LLULL, Ramón

Libro del ascenso, y descenso del entendimiento.

£3,000

Mallorca: En la Oficina de la Viuda Frau. 1753.

First vernacular edition. 4to. 195x140mm. pp.[viii], [2] plates, 252. Folding table of contents and folding woodcut illustration preceding A1, woodcut vignettes to text. Title-page trimmed and extended at lower margin (probably to erase inscription), a couple of pages lightly browned. Contemporary Spanish limp vellum, title in ink to spine, lacking ties. Some internal cracking at the hinges and the usual warping. An excellent copy of a very rare book.

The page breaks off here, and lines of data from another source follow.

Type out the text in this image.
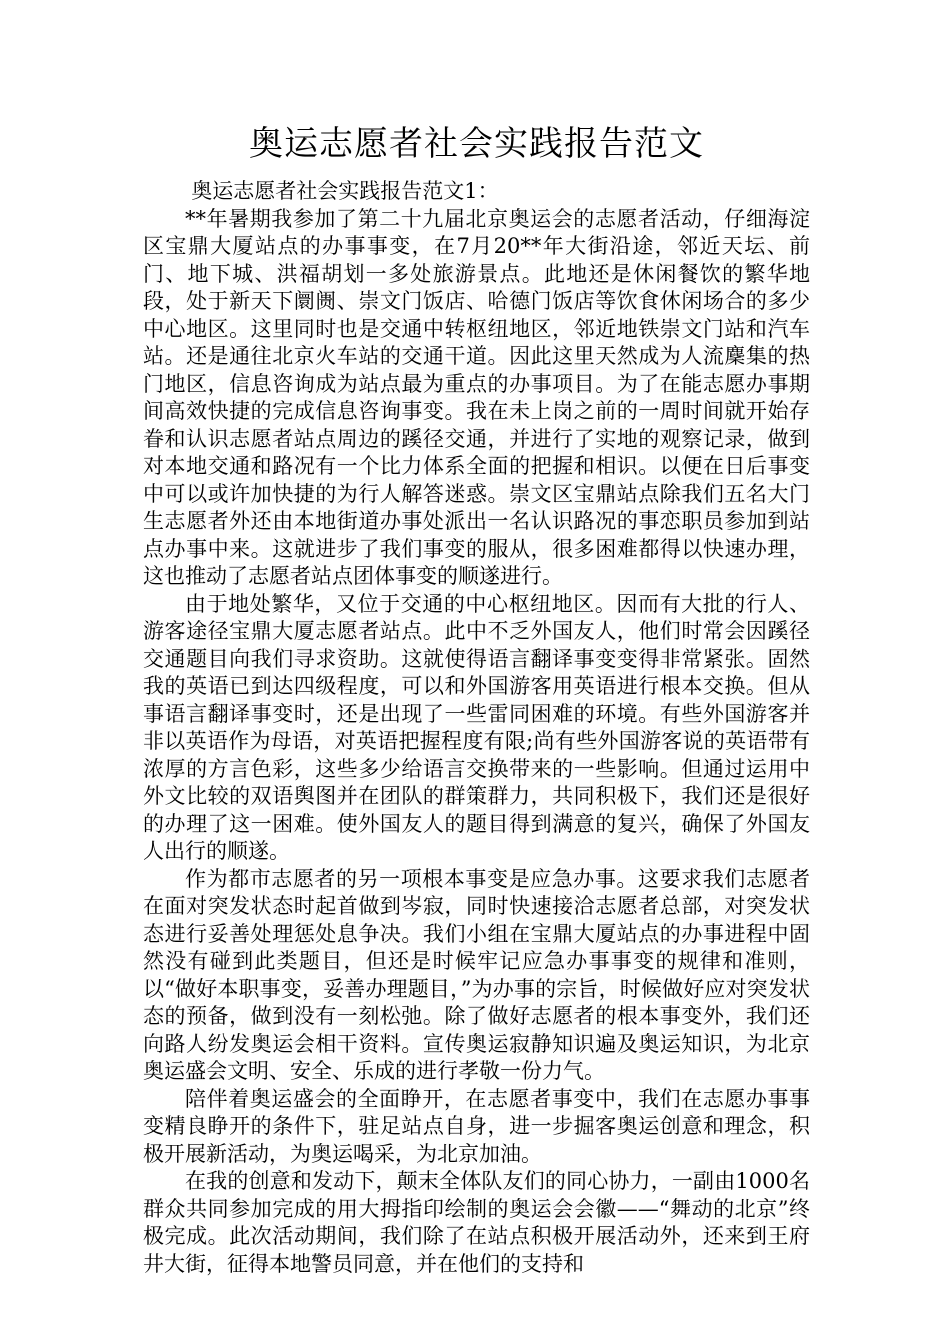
奥运志愿者社会实践报告范文

奥运志愿者社会实践报告范文1：

**年暑期我参加了第二十九届北京奥运会的志愿者活动，仔细海淀区宝鼎大厦站点的办事事变，在7月20**年大街沿途，邻近天坛、前门、地下城、洪福胡划一多处旅游景点。此地还是休闲餐饮的繁华地段，处于新天下阛阓、崇文门饭店、哈德门饭店等饮食休闲场合的多少中心地区。这里同时也是交通中转枢纽地区，邻近地铁崇文门站和汽车站。还是通往北京火车站的交通干道。因此这里天然成为人流麇集的热门地区，信息咨询成为站点最为重点的办事项目。为了在能志愿办事期间高效快捷的完成信息咨询事变。我在未上岗之前的一周时间就开始存眷和认识志愿者站点周边的蹊径交通，并进行了实地的观察记录，做到对本地交通和路况有一个比力体系全面的把握和相识。以便在日后事变中可以或许加快捷的为行人解答迷惑。崇文区宝鼎站点除我们五名大门生志愿者外还由本地街道办事处派出一名认识路况的事恋职员参加到站点办事中来。这就进步了我们事变的服从，很多困难都得以快速办理，这也推动了志愿者站点团体事变的顺遂进行。

由于地处繁华，又位于交通的中心枢纽地区。因而有大批的行人、游客途径宝鼎大厦志愿者站点。此中不乏外国友人，他们时常会因蹊径交通题目向我们寻求资助。这就使得语言翻译事变变得非常紧张。固然我的英语已到达四级程度，可以和外国游客用英语进行根本交换。但从事语言翻译事变时，还是出现了一些雷同困难的环境。有些外国游客并非以英语作为母语，对英语把握程度有限;尚有些外国游客说的英语带有浓厚的方言色彩，这些多少给语言交换带来的一些影响。但通过运用中外文比较的双语舆图并在团队的群策群力，共同积极下，我们还是很好的办理了这一困难。使外国友人的题目得到满意的复兴，确保了外国友人出行的顺遂。

作为都市志愿者的另一项根本事变是应急办事。这要求我们志愿者在面对突发状态时起首做到岑寂，同时快速接洽志愿者总部，对突发状态进行妥善处理惩处息争决。我们小组在宝鼎大厦站点的办事进程中固然没有碰到此类题目，但还是时候牢记应急办事事变的规律和准则，以“做好本职事变，妥善办理题目，”为办事的宗旨，时候做好应对突发状态的预备，做到没有一刻松弛。除了做好志愿者的根本事变外，我们还向路人纷发奥运会相干资料。宣传奥运寂静知识遍及奥运知识，为北京奥运盛会文明、安全、乐成的进行孝敬一份力气。

陪伴着奥运盛会的全面睁开，在志愿者事变中，我们在志愿办事事变精良睁开的条件下，驻足站点自身，进一步掘客奥运创意和理念，积极开展新活动，为奥运喝采，为北京加油。

在我的创意和发动下，颠末全体队友们的同心协力，一副由1000名群众共同参加完成的用大拇指印绘制的奥运会会徽——“舞动的北京”终极完成。此次活动期间，我们除了在站点积极开展活动外，还来到王府井大街，征得本地警员同意，并在他们的支持和
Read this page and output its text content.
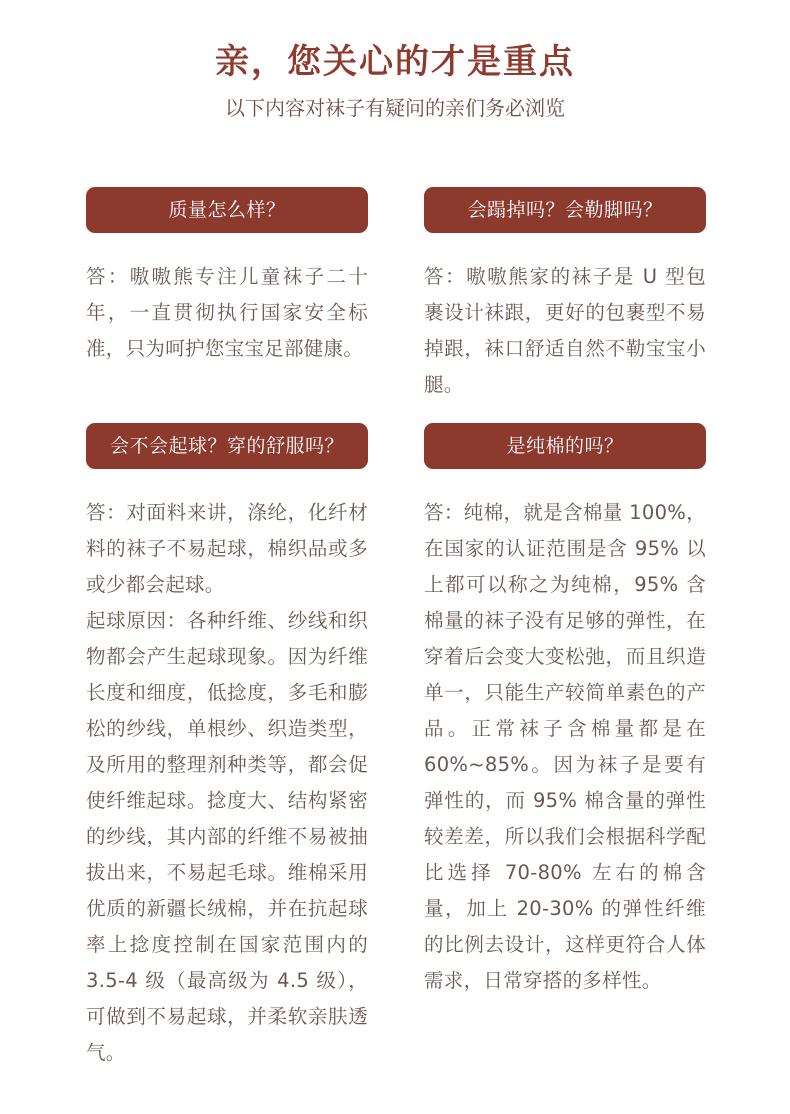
亲，您关心的才是重点
以下内容对袜子有疑问的亲们务必浏览
质量怎么样？

答：嗷嗷熊专注儿童袜子二十年，一直贯彻执行国家安全标准，只为呵护您宝宝足部健康。

会蹋掉吗？会勒脚吗？

答：嗷嗷熊家的袜子是 U 型包裹设计袜跟，更好的包裹型不易掉跟，袜口舒适自然不勒宝宝小腿。

会不会起球？穿的舒服吗？

答：对面料来讲，涤纶，化纤材料的袜子不易起球，棉织品或多或少都会起球。

起球原因：各种纤维、纱线和织物都会产生起球现象。因为纤维长度和细度，低捻度，多毛和膨松的纱线，单根纱、织造类型，及所用的整理剂种类等，都会促使纤维起球。捻度大、结构紧密的纱线，其内部的纤维不易被抽拔出来，不易起毛球。维棉采用优质的新疆长绒棉，并在抗起球率上捻度控制在国家范围内的 3.5-4 级（最高级为 4.5 级），可做到不易起球，并柔软亲肤透气。

是纯棉的吗？

答：纯棉，就是含棉量 100%，在国家的认证范围是含 95% 以上都可以称之为纯棉，95% 含棉量的袜子没有足够的弹性，在穿着后会变大变松弛，而且织造单一，只能生产较简单素色的产品。正常袜子含棉量都是在 60%~85%。因为袜子是要有弹性的，而 95% 棉含量的弹性较差差，所以我们会根据科学配比选择 70-80% 左右的棉含量，加上 20-30% 的弹性纤维的比例去设计，这样更符合人体需求，日常穿搭的多样性。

First vernacular edition. The Catalan philosopher and missionary Llull (c.1232–c.1316) is best known for his ‘great art’, a theory of logic which, he believed, united all strands of knowledge under one universal method. This elaborate, mystically inspired universal system of knowledge was intended to convert unbelievers. The present text is a prefiguration, written in 1304, of his grand theory elaborated a year later in the Ars magna. It proposes that there is a ‘ladder of understanding’ of eight entities and twelve questions, representing the hierarchy of Creation through which the intellect can arrive at knowledge of each entity. This process is illustrated and tabulated in the two plates preceding the text; the illustration exemplifies Llull’s use of the figure of the wheel, for which he became famous. First published in Valencia in 1512, the Liber de ascensu et descensu intellectus (as it was entitled in Latin) was republished in the city of Llull’s birth, Palma de Mallorca, in 1744. This Spanish translation followed soon afterwards.